[TUHS] Looking back to 1981 - what pascal was popular on what unix?

Will Senn will.senn at gmail.com
Sat Jan 29 10:40:36 AEST 2022


On 1/28/22 5:31 PM, Will Senn wrote:
> On 1/28/22 5:18 PM, Dan Cross wrote:
>> On Fri, Jan 28, 2022 at 6:09 PM Will Senn <will.senn at gmail.com> wrote:
>>
>>     I'm reading in, Kernighan & Plauger's 1981 edition of Software
>>     Tools in Pascal and in the book, the author's mention Bill Joy's
>>     Pascal and Andy Tanenbaum's as being rock solid. So, a few
>>     related questions:
>>
>>     1. What edition of UNIX were they likely to be using?
>>
>>
>> I'm afraid I can't speak to your 2nd and 3rd questions, but I can 
>> offer what I think is a reasonable guess about the first.
>>
>> One of the neat things about Unix and Unix-adjacent books of that era 
>> is that very often the copyright page held some information about the 
>> production of the book itself. I just so happened to have a copy of, 
>> "Software Tools in Pascal" sitting on my desk, and it says, "This 
>> books as set in Times Roman and Courier by the authors, using a 
>> Mergenthaler Linotron 202 phototypesetter driven by a PDP-11/70 
>> running the Unix operating system."
>>
>> Given the PDP-11 and the date (1981) one may reasonably conclude that 
>> it was running 7th Edition. I imagine the pascal was Joy's, from 
>> Berkeley.
>>
>>         - Dan C.
>>
> Great hint. 20 seconds after I hit send on the original email, I came 
> across this:
> http://www.lysator.liu.se/c/bwk-on-pascal.html
>
> Where Brian Kernighan talks about the challenges they faced porting 
> the ratfor examples into pascal. He explains that:
>
>     The programs were first written in that dialect of Pascal
>     supported by the Pascal interpreter pi provided by the University
>     of California at Berkeley. The language is close to the nominal
>     standard of Jensen and Wirth,(6
>     <http://www.lysator.liu.se/c/bwk-on-pascal.html#lit-6>) with good
>     diagnostics and careful run-time checking.

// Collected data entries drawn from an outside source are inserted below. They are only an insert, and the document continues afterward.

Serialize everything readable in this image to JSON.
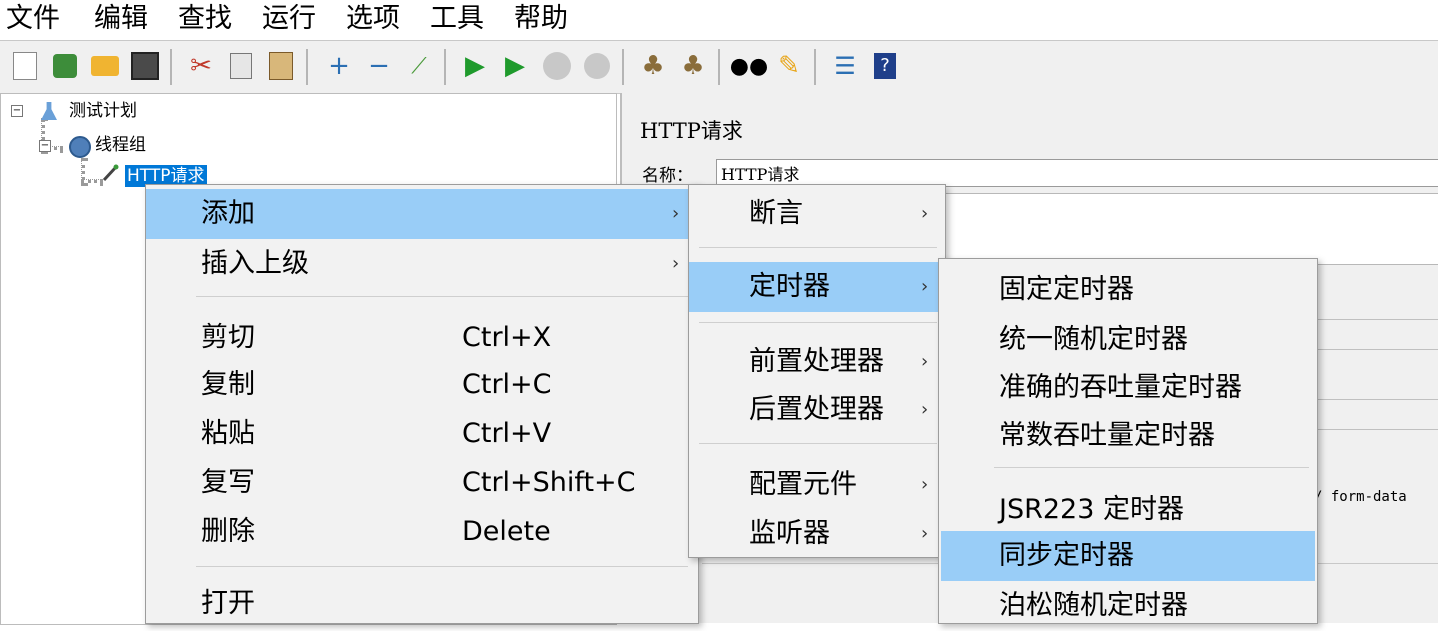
{
  "menubar": {
    "items": [
      "文件",
      "编辑",
      "查找",
      "运行",
      "选项",
      "工具",
      "帮助"
    ]
  },
  "toolbar": {
    "icons": [
      "new-icon",
      "templates-icon",
      "open-icon",
      "save-icon",
      "cut-icon",
      "copy-icon",
      "paste-icon",
      "expand-icon",
      "collapse-icon",
      "toggle-icon",
      "start-icon",
      "start-no-pause-icon",
      "stop-icon",
      "shutdown-icon",
      "clear-icon",
      "clear-all-icon",
      "search-icon",
      "reset-search-icon",
      "function-helper-icon",
      "help-icon"
    ]
  },
  "tree": {
    "test_plan": "测试计划",
    "thread_group": "线程组",
    "http_request": "HTTP请求"
  },
  "panel": {
    "title": "HTTP请求",
    "name_label": "名称：",
    "name_value": "HTTP请求",
    "partial_text": "/ form-data"
  },
  "context_menu": {
    "add": "添加",
    "insert_parent": "插入上级",
    "cut": "剪切",
    "cut_sc": "Ctrl+X",
    "copy": "复制",
    "copy_sc": "Ctrl+C",
    "paste": "粘贴",
    "paste_sc": "Ctrl+V",
    "duplicate": "复写",
    "duplicate_sc": "Ctrl+Shift+C",
    "delete": "删除",
    "delete_sc": "Delete",
    "open": "打开"
  },
  "add_submenu": {
    "assertions": "断言",
    "timer": "定时器",
    "pre_processors": "前置处理器",
    "post_processors": "后置处理器",
    "config_element": "配置元件",
    "listener": "监听器"
  },
  "timer_submenu": {
    "constant_timer": "固定定时器",
    "uniform_random_timer": "统一随机定时器",
    "precise_throughput_timer": "准确的吞吐量定时器",
    "constant_throughput_timer": "常数吞吐量定时器",
    "jsr223_timer": "JSR223 定时器",
    "sync_timer": "同步定时器",
    "poisson_random_timer": "泊松随机定时器"
  },
  "colors": {
    "highlight": "#99cdf7",
    "selected_node": "#0078d7"
  }
}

Since then, the
>     programs have also been run, unchanged except for new libraries of
>     primitives, on four other systems: an interpreter from the Free
>     University of Amsterdam (hereinafter referred to as VU, for Vrije
>     Universiteit), a VAX version of the Berkeley system (a true
>     compiler), a compiler purveyed by Whitesmiths, Ltd., and UCSD
>     Pascal on a Z80. All but the last of these Pascal systems are
>     written in C.
>
> So, you were right about it being Joy's pi.
>
> Thanks,
>
> Will

On the good news front, I was able to find a working pi/px environment - 
4.2bsd built from tape on simulated vax780 works great (thank god vi 
works there, too) and will run the programs in the book without mods, 
out of the box. 4.3 would probably work similarly (I put it on the 
list). I tried compiling the pascal distributed via 2bsd on v7, but 
wasn't able to get it built (story of my life). This is prolly expected 
because the notes in the distro say "This is still set up for version 
6", so I'll stick with 4.2 for the time being. Just glad to have a 
working environment to supplement the reading.